Finita la guerra, ma già nel 1944, Robeson entrò nel mirino dell’Fbi per le simpatie verso l’Unione Sovietica. Prima della guerra aveva anche partecipato ad alcune manifestazioni di “compagi di strada” (raccolte fondi, festival, aiuti umanitari) organizzate da Willi Müntzenberg, il geniale dirigente delle attività di propaganda del Comintern, l’organizzazione internazionale di Mosca. Fu indagato ufficialmente negli anni di McCarthy, primi 1950, ma non incriminato. Avendo però rifiutato di misconoscere i suoi orientamenti politici, nel 1950 era stato privato del passaporto. Ritornò a Harlem, e vi editò un periodico, “Freedom”. Nel 1958 riebbe il passaporto, a seguito della causa vinta presso la Corte Suprema da un Rockwell Kent, privato del passaporto perché comunista professo, contro John Foster Dulles, segretario di Stato – Foster Dulles, il segretario di Stato delle due presidenze Eisenhower, 1952-1959, era stato nei tardi anni 1930, rappresentante a Berlino di un grande studio legale americano, fervente sostenitore di Hitler.
Stupro di Nanchino –
Detto anche “massacro di Nanchino”, la vecchia capitale cinese fino all’avvento
di Mao (la costituzione di Taiwan la considera tuttora la capitale della Cina),
è stato è resta un sorta di “Olocausto” cinese, il fatto divisivo più di ogni
altro tra Cina e Giappone, non ricucito nemmeno nel recente riavvicinamento
produttivo, nel quadro dell’economia globale. Avvenne nell’invasione giapponese
della Cina nel 1937. Avvicinandosi le truppe giapponesi alla capitale, il
presidente generale Chiang Kai-schek la ritenne non difendibile, e immaginava, ritirandosene, di lasciarla “città aperta”,
non da assaltare. Ma il contrario avvenne: i giapponesi, entrati senza
resistenza nella città smobilizzata, si ritennero liberi di ogni sorta di
violenza. Per sei settimane, tra dicembre 1937 e gennaio 1938, si abbandonarono
a stupri ripetuti di ogni donna, e assassinii dei cinesi in cui s’imbattevano
di ogni età e condizione. Praticarono
soprattutto le decapitazioni – si disse anche di neonati.

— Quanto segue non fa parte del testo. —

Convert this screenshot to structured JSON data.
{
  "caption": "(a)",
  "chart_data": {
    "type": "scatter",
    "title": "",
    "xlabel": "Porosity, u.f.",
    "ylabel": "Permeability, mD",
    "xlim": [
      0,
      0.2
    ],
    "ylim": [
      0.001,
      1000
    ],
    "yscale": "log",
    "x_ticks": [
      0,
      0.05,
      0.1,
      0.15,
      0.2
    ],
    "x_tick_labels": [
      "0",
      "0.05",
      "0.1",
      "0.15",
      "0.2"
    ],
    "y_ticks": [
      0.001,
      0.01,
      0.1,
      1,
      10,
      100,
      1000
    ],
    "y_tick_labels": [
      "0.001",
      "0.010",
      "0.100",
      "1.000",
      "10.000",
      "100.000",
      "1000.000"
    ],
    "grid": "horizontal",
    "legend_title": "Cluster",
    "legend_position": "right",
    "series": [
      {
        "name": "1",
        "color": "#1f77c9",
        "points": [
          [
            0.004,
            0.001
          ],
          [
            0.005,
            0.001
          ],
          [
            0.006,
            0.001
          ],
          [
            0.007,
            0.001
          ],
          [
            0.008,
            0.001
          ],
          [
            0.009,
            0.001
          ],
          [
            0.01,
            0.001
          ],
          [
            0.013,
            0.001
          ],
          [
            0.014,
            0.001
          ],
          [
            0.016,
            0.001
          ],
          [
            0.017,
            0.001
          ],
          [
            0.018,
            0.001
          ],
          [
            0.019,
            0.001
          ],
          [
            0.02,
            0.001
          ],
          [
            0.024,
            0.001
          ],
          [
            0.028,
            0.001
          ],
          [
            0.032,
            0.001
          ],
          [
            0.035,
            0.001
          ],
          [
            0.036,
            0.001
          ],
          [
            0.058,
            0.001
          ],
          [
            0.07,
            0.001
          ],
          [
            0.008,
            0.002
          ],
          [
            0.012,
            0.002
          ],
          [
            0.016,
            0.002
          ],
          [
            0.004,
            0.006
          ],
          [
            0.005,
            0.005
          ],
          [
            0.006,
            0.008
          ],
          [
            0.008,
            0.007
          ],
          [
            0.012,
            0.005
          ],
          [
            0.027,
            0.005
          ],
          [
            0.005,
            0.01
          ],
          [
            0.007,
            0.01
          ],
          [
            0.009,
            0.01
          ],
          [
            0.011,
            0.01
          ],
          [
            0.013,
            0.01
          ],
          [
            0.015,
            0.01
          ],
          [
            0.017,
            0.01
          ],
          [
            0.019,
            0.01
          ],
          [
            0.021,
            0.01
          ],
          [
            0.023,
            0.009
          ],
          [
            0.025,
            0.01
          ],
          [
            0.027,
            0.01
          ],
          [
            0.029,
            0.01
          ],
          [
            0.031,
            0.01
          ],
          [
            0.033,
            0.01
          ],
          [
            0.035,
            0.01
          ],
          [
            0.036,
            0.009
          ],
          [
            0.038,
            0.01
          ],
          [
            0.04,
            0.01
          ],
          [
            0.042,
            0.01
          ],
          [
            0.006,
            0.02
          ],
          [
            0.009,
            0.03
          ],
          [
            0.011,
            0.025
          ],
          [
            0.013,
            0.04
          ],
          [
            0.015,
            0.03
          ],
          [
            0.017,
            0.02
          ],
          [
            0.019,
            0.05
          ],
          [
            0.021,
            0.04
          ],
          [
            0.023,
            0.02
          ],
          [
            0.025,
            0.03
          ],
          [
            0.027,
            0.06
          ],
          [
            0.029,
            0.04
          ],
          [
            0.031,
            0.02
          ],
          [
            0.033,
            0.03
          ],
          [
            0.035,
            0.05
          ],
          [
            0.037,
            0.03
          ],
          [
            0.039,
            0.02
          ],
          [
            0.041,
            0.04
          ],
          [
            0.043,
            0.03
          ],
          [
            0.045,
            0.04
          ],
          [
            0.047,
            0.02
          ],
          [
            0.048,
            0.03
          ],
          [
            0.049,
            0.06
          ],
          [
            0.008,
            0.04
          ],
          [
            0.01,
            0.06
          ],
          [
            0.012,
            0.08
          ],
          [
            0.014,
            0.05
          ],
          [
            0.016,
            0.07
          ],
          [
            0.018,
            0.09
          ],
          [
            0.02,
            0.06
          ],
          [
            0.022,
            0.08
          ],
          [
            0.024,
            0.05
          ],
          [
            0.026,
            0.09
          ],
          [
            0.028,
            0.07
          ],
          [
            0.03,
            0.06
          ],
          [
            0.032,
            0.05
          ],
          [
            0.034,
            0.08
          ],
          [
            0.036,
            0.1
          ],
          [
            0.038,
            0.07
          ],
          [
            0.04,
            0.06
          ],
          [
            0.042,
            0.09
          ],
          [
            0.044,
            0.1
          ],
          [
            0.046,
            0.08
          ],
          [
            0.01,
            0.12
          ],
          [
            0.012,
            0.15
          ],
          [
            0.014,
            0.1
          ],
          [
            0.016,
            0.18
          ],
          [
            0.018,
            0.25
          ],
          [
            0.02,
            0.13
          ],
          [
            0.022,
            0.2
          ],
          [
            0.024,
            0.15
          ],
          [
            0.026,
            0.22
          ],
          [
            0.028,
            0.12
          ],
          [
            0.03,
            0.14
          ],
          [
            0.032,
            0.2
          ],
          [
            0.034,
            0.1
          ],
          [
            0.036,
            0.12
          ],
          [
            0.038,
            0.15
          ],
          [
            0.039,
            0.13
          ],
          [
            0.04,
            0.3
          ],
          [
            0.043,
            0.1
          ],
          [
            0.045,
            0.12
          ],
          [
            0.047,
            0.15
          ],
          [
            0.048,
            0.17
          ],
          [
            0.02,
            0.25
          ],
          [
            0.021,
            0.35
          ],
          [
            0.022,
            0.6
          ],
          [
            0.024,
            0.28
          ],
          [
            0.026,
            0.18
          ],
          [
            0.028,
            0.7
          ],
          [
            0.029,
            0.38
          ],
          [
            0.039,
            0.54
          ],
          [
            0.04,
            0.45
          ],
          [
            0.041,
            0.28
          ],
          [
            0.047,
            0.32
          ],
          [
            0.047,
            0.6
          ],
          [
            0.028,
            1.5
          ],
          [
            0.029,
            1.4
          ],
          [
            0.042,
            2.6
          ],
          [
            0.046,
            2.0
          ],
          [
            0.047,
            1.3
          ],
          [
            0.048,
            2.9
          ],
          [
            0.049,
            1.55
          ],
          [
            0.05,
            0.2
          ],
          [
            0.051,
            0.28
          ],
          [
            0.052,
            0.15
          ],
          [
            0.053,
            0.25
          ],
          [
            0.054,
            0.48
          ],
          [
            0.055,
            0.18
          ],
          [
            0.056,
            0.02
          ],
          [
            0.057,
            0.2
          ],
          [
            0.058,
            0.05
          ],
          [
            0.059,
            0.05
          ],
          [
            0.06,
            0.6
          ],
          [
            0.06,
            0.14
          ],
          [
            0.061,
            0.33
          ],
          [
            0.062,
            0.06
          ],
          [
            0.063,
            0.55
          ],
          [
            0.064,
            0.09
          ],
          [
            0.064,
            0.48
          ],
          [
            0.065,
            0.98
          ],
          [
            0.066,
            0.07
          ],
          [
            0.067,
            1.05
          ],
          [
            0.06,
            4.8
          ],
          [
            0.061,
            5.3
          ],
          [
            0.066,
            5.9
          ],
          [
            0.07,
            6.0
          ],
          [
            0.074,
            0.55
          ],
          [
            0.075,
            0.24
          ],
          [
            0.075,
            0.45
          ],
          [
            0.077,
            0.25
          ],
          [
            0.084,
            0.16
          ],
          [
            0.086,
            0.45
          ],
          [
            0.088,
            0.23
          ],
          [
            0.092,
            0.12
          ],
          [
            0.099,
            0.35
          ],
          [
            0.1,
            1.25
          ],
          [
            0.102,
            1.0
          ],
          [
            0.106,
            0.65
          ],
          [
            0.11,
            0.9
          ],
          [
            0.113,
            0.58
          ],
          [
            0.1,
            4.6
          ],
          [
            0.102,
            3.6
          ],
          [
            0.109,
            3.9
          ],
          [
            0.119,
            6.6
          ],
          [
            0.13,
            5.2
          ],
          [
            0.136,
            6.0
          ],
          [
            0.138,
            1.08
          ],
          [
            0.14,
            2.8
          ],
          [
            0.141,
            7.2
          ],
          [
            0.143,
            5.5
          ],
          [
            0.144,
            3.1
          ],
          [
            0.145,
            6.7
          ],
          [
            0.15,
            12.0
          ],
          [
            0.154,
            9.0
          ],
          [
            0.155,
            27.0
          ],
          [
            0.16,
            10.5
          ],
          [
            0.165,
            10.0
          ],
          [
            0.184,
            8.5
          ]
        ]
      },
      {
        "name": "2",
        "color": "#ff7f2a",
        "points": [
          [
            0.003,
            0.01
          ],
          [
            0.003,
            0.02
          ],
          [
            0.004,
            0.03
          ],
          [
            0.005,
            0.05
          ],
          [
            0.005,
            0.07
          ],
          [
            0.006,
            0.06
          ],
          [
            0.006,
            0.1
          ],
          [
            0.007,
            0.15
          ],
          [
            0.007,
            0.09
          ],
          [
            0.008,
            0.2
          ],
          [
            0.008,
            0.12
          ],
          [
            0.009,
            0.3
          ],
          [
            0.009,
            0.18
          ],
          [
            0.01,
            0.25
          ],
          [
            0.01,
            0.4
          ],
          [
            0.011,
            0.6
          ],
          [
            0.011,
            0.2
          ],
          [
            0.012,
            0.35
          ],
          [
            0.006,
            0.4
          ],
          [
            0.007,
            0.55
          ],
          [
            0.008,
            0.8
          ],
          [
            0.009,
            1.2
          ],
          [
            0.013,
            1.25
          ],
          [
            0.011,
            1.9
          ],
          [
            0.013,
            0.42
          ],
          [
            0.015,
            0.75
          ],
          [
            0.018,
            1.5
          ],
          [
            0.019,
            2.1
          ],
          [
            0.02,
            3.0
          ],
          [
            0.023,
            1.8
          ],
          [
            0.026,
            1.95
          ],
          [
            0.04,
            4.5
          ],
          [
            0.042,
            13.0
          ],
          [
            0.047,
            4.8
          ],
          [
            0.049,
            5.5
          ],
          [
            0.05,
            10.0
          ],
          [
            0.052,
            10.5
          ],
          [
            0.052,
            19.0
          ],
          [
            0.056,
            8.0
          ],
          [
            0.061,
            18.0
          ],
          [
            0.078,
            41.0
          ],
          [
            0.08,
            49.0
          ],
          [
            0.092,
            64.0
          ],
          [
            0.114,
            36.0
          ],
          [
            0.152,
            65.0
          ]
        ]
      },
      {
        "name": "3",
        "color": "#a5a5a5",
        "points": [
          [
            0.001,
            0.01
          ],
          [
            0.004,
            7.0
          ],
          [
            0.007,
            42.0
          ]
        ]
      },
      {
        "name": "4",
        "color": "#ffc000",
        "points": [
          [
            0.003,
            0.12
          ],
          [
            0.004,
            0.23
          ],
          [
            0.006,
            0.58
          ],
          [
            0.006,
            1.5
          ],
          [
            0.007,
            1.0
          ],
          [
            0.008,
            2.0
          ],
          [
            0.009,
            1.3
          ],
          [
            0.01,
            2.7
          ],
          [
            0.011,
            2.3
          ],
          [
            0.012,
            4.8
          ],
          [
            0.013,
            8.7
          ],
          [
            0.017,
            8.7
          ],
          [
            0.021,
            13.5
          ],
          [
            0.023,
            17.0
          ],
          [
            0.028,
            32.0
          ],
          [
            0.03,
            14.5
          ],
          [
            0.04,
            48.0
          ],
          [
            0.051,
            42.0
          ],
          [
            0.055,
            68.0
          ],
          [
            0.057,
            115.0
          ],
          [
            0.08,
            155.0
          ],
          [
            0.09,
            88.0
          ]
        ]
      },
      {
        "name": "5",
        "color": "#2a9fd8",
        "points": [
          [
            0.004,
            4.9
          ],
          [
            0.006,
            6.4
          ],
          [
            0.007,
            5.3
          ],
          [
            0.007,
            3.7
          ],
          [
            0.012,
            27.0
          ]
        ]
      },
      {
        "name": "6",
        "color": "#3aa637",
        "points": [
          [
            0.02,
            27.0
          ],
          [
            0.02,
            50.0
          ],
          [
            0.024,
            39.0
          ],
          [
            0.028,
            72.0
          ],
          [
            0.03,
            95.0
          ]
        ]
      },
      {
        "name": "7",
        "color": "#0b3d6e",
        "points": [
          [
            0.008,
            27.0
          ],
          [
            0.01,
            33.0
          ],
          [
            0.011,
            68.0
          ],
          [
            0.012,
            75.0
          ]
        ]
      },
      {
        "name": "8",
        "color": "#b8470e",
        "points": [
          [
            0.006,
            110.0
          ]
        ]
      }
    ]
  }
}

Le stime delle vittime del “massacro” o “stupro” variano, da 300 mila a poche centinaia, secondo alcuni storici giapponesi revisionisti – ma il governo giapponese ha riconosciuto ufficialmente che strage ci fu. Documenti americani resi pubblici di recente hanno portato il calcolo delle vittime a mezzo milione, mettendo in conto anche i morti in città e fuori prima della sua resa. Al processo di Tokyo nl 1948, una sorta di tribunale di guerra o di Norimberga, che giudicava la guerra nippo-cinese e la guerra mondiale, il comandante militare giapponese a Nanchino, generale Iwane Matsui, fu condannato a morte e giustiziato. Il generale protesse al processo il ruolo avuto dal principe Yasuhio Asaka, che sarebbe stato invece l’animatore dell’eccidio. Asaka non venne giudicato anche per gli impegni presi dal generale Mac Arthur, plenipotenziario americano, direttamente con l’imperatore, di tenere fuori dal processo la famiglia reale. Asaka era zio per matrimonio dell’imperatore Hirohito, suo minore di quattordici anni. Vivrà ancora a lungo, fino al 1981, di 94 anni.